What Dasgupta’s comment does is crystallize for me the magnitude of the intellectual swindle that Stern is attempting to pull off. Any time you assign a far-from-plausible interest rate to a long-term intertemporal problem, you get distorted results.

In the Social Security privatization debate, pro-privatization fanatics like Peter Ferrara were using far-from-market interest rates to make privatization sound like a free lunch.

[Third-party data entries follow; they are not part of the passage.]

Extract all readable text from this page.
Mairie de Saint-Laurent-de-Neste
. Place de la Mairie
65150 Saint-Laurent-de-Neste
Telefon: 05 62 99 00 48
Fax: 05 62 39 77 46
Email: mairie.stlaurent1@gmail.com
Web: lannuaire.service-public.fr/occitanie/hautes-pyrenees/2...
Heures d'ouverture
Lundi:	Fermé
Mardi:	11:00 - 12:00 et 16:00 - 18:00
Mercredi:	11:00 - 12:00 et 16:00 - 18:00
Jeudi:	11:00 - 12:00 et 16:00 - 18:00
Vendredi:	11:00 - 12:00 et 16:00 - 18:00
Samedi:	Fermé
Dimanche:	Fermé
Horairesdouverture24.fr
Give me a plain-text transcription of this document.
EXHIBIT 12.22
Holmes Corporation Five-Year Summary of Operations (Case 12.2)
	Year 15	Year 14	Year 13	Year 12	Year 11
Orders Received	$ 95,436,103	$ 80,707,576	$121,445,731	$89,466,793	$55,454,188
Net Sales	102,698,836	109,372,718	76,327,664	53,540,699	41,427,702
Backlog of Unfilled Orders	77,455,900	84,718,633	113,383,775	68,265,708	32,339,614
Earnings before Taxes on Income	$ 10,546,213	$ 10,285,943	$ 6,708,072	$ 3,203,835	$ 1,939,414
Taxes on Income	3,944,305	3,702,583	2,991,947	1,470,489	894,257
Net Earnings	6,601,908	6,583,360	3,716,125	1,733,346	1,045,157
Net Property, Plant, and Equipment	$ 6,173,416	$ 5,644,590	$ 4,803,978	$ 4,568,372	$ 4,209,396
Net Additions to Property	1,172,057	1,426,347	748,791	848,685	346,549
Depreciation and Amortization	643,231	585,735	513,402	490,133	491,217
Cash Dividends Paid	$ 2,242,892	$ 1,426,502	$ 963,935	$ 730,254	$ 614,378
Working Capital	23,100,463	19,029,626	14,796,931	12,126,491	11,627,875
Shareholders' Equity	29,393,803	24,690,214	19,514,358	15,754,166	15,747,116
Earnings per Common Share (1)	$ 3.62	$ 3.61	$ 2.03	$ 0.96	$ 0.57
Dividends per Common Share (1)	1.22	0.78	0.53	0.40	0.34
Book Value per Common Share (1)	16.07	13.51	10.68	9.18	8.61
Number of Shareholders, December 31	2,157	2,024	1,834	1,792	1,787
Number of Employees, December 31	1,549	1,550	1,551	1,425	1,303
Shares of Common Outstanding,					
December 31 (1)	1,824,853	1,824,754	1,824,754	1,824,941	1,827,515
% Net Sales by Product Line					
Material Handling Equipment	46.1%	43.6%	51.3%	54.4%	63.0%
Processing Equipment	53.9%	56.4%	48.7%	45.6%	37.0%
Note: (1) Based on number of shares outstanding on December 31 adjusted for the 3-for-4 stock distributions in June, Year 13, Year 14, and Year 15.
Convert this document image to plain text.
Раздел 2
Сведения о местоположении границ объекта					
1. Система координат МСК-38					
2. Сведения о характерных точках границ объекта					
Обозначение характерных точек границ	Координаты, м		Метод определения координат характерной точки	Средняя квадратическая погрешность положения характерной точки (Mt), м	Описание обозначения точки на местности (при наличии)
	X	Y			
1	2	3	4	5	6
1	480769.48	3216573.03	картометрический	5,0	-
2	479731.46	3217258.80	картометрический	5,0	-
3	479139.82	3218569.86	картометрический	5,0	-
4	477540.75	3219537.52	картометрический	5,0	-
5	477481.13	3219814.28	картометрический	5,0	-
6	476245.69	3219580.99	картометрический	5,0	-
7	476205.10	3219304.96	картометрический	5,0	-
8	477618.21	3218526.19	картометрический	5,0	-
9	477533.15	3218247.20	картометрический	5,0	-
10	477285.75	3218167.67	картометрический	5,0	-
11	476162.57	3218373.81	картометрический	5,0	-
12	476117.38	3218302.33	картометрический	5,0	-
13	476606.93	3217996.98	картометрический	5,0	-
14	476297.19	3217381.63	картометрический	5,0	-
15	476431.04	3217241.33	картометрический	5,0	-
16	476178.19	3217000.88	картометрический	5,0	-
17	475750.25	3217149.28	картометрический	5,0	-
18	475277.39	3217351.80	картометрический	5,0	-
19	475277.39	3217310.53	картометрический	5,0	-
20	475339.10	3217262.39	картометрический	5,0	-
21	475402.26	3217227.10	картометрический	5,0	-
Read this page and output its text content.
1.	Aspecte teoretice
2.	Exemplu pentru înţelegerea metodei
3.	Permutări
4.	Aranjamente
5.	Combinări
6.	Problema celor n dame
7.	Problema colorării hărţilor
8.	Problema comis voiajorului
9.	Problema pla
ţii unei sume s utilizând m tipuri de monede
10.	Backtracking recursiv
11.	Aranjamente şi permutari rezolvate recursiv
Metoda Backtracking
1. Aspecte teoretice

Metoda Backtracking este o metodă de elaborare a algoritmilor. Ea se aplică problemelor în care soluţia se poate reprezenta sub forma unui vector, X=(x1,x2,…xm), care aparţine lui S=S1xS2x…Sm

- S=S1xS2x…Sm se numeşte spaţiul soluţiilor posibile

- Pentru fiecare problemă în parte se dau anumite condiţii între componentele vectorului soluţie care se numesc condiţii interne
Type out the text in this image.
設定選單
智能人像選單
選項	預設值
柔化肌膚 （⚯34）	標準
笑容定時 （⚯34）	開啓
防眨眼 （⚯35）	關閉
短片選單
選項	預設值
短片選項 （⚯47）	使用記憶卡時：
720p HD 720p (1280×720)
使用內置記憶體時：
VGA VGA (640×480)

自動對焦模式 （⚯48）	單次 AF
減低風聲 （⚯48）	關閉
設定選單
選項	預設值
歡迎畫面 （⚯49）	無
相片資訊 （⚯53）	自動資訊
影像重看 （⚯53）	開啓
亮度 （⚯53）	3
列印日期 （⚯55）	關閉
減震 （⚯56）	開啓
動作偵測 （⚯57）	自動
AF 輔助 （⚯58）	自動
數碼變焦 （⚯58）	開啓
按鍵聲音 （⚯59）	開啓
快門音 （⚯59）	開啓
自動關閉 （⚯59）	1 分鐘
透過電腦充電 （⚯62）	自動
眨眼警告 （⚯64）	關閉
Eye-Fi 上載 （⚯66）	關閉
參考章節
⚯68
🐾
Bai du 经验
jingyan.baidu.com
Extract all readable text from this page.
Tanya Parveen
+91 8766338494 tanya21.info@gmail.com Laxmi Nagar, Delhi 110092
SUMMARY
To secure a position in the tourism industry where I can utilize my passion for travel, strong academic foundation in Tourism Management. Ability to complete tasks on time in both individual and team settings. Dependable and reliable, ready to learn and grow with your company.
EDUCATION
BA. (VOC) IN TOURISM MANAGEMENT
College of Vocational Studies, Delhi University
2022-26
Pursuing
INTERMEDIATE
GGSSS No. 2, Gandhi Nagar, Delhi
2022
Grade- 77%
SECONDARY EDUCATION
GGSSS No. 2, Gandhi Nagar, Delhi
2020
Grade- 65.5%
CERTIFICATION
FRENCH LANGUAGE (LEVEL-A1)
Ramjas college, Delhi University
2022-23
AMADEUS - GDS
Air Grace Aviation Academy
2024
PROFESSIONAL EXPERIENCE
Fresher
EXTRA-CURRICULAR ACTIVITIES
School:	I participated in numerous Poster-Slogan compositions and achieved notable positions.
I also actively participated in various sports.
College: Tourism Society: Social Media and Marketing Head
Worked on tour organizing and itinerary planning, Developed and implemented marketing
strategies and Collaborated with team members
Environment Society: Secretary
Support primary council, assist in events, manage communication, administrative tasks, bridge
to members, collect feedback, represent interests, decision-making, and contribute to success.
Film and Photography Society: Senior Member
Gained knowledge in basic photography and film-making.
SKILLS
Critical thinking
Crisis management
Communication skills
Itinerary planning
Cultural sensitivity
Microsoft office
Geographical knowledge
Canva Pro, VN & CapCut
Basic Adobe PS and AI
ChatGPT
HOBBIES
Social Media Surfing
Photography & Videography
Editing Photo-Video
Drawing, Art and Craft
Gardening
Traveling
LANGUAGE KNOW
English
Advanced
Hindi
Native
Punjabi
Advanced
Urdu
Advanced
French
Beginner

Or consider the swindle of biweekly mortgages, which promise to save you “thousands of dollars of interest.” In fact, those savings assumed a zero interest rate. Once you discount at the mortgage rate (or even at a lower short-term rate), and take into account the fees charged by those offering to do biweekly mortgage conversion, you actually come out behind Ed Lathrop’s article concludes, “So you think my calling biweekly mortgage plans, “a scam”, is being a little harsh? I don’t think so, in fact, I think they are out and out robbery!.” I used to have an even more biting article about the biweekly mortgage on homefair.com, but it’s no longer available. The closest thing I can find is a Google cache of a highly sanitized version that I was forced to put up when we got some threatening correspondence from one of the biweekly-conversion scam artists.

The Stern Review is arguably the policy equivalent of biweekly mortgage conversion. I hope that is not true for the anti-global-warming crusade as a whole.